All first-year students enroll in Lawyering I in the fall semester and Lawyering II in the spring semester, and all Lawyering sections use the same simulated case files. During the fall semester, students focus primarily on objective (predictive) analysis. Students prepare legal office memoranda that analyze key legal issues. In addition, they gain exposure to several corresponding lawyering skills that may include drafting client letters and professional emails, conducting a client interview, negotiating a settlement agreement, and drafting or revising contracts. In the spring semester, students shift focus from objective analysis to persuasive argumentation (advocacy). Students continue to develop their legal analytical skills but adapt their analysis for adversarial documents filed with a court, such as memoranda supporting trial court motions and appellate court briefs. The first-year program culminates with mock appellate oral arguments.

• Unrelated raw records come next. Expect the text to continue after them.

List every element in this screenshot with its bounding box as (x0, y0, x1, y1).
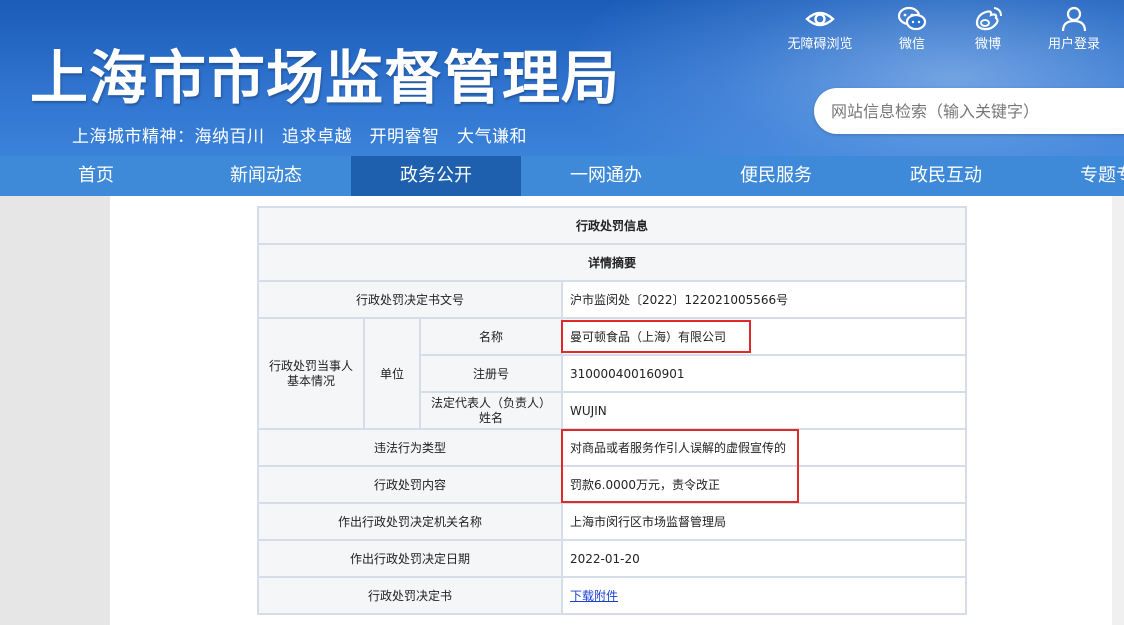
violation-type-label: 违法行为类型 (257, 428, 563, 467)
table-title: 行政处罚信息 (256, 206, 968, 245)
weibo-link[interactable]: 微博 (950, 6, 1026, 52)
user-login-link[interactable]: 用户登录 (1036, 6, 1112, 52)
weibo-icon (975, 7, 1002, 31)
legal-rep-label: 法定代表人（负责人）姓名 (419, 391, 563, 430)
table-row: 行政处罚决定书文号 沪市监闵处〔2022〕122021005566号 (257, 280, 968, 319)
page-scrollbar[interactable] (1112, 196, 1124, 625)
eye-icon (805, 11, 835, 27)
decision-no-value: 沪市监闵处〔2022〕122021005566号 (560, 280, 968, 319)
accessibility-link[interactable]: 无障碍浏览 (782, 6, 858, 52)
search-input[interactable] (814, 88, 1124, 134)
nav-online-services[interactable]: 一网通办 (521, 156, 691, 196)
reg-no-label: 注册号 (419, 354, 563, 393)
wechat-link[interactable]: 微信 (874, 6, 950, 52)
accessibility-label: 无障碍浏览 (787, 37, 853, 52)
decision-date-label: 作出行政处罚决定日期 (257, 539, 563, 578)
nav-government-affairs[interactable]: 政务公开 (351, 156, 521, 196)
download-attachment-link[interactable]: 下载附件 (570, 589, 618, 603)
decision-no-label: 行政处罚决定书文号 (257, 280, 563, 319)
user-icon (1061, 6, 1087, 32)
city-slogan: 上海城市精神：海纳百川 追求卓越 开明睿智 大气谦和 (72, 127, 527, 147)
decision-doc-cell: 下载附件 (560, 576, 968, 615)
nav-home[interactable]: 首页 (11, 156, 181, 196)
name-label: 名称 (419, 317, 563, 356)
unit-label: 单位 (363, 317, 421, 430)
table-subtitle: 详情摘要 (256, 243, 968, 282)
nav-special-topics[interactable]: 专题专栏 (1031, 156, 1124, 196)
highlight-box-violation (561, 429, 799, 503)
site-title[interactable]: 上海市市场监督管理局 (30, 42, 620, 114)
wechat-label: 微信 (898, 37, 925, 52)
nav-public-services[interactable]: 便民服务 (691, 156, 861, 196)
table-row: 作出行政处罚决定日期 2022-01-20 (257, 539, 968, 578)
legal-rep-value: WUJIN (560, 391, 968, 430)
table-row: 作出行政处罚决定机关名称 上海市闵行区市场监督管理局 (257, 502, 968, 541)
site-header: 上海市市场监督管理局 上海城市精神：海纳百川 追求卓越 开明睿智 大气谦和 无障… (0, 0, 1124, 156)
site-search-box (814, 88, 1124, 134)
decision-date-value: 2022-01-20 (560, 539, 968, 578)
penalty-info-table: 行政处罚信息 详情摘要 行政处罚决定书文号 沪市监闵处〔2022〕1220210… (256, 206, 968, 615)
authority-value: 上海市闵行区市场监督管理局 (560, 502, 968, 541)
top-links: 无障碍浏览 微信 微博 用户登录 (780, 6, 1124, 52)
authority-label: 作出行政处罚决定机关名称 (257, 502, 563, 541)
user-login-label: 用户登录 (1047, 37, 1100, 52)
wechat-icon (897, 6, 927, 31)
nav-interaction[interactable]: 政民互动 (861, 156, 1031, 196)
weibo-label: 微博 (974, 37, 1001, 52)
reg-no-value: 310000400160901 (560, 354, 968, 393)
table-row: 行政处罚决定书 下载附件 (257, 576, 968, 615)
party-label: 行政处罚当事人基本情况 (257, 317, 365, 430)
highlight-box-company-name (561, 320, 751, 353)
penalty-content-label: 行政处罚内容 (257, 465, 563, 504)
nav-news[interactable]: 新闻动态 (181, 156, 351, 196)
decision-doc-label: 行政处罚决定书 (257, 576, 563, 615)
main-nav: 首页 新闻动态 政务公开 一网通办 便民服务 政民互动 专题专栏 (0, 156, 1124, 196)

Visiting Assistant Professor Responsibilities: The successful applicant will teach two sections of Lawyering I (3 credits) in the Fall semester and two sections of Lawyering II (3 credits) in the Spring semester to approximately 30-34 students each semester (about 15 students per section). They will implement the simulated problem designed by the program director and will be responsible to create lesson plans, prepare for class, and teach. In addition, successful applicants will be expected to provide extensive written feedback on student drafts and final submissions throughout the semester, to hold individual conferences with students at least once during the semester, and to assess student performance and assign grades.
Teaching and Scholarship Mentorship: Lawyering Murray Fellows receive mentorship for their teaching and scholarship to prepare for potential careers in legal academia. Murray Fellows actively participate in Maryland Carey Law's junior faculty workshop, where they present and receive feedback on their scholarship and provide feedback to other fellows and early career legal scholars. In addition, Murray Fellows participate in the law school's vibrant academic community, including events and scholarly workshops.
Murray Fellows have access to the resources of the law school's Thurgood Marshall Law Library for teaching and scholarly support, may hire a student research assistant to assist with scholarship, and have support for conference registration and travel up to $2,000.
Law school campus: Maryland Carey Law is advantageously located in downtown Baltimore near multiple courthouses, government agencies, prominent law and financial firms, nonprofit organizations, major-league sports facilities, theaters and fine arts. The law school campus also is easily accessible within the greater Washington DC-Baltimore metropolitan region, close to I-95 and only 40 minutes from Washington by Amtrak or commuter rail.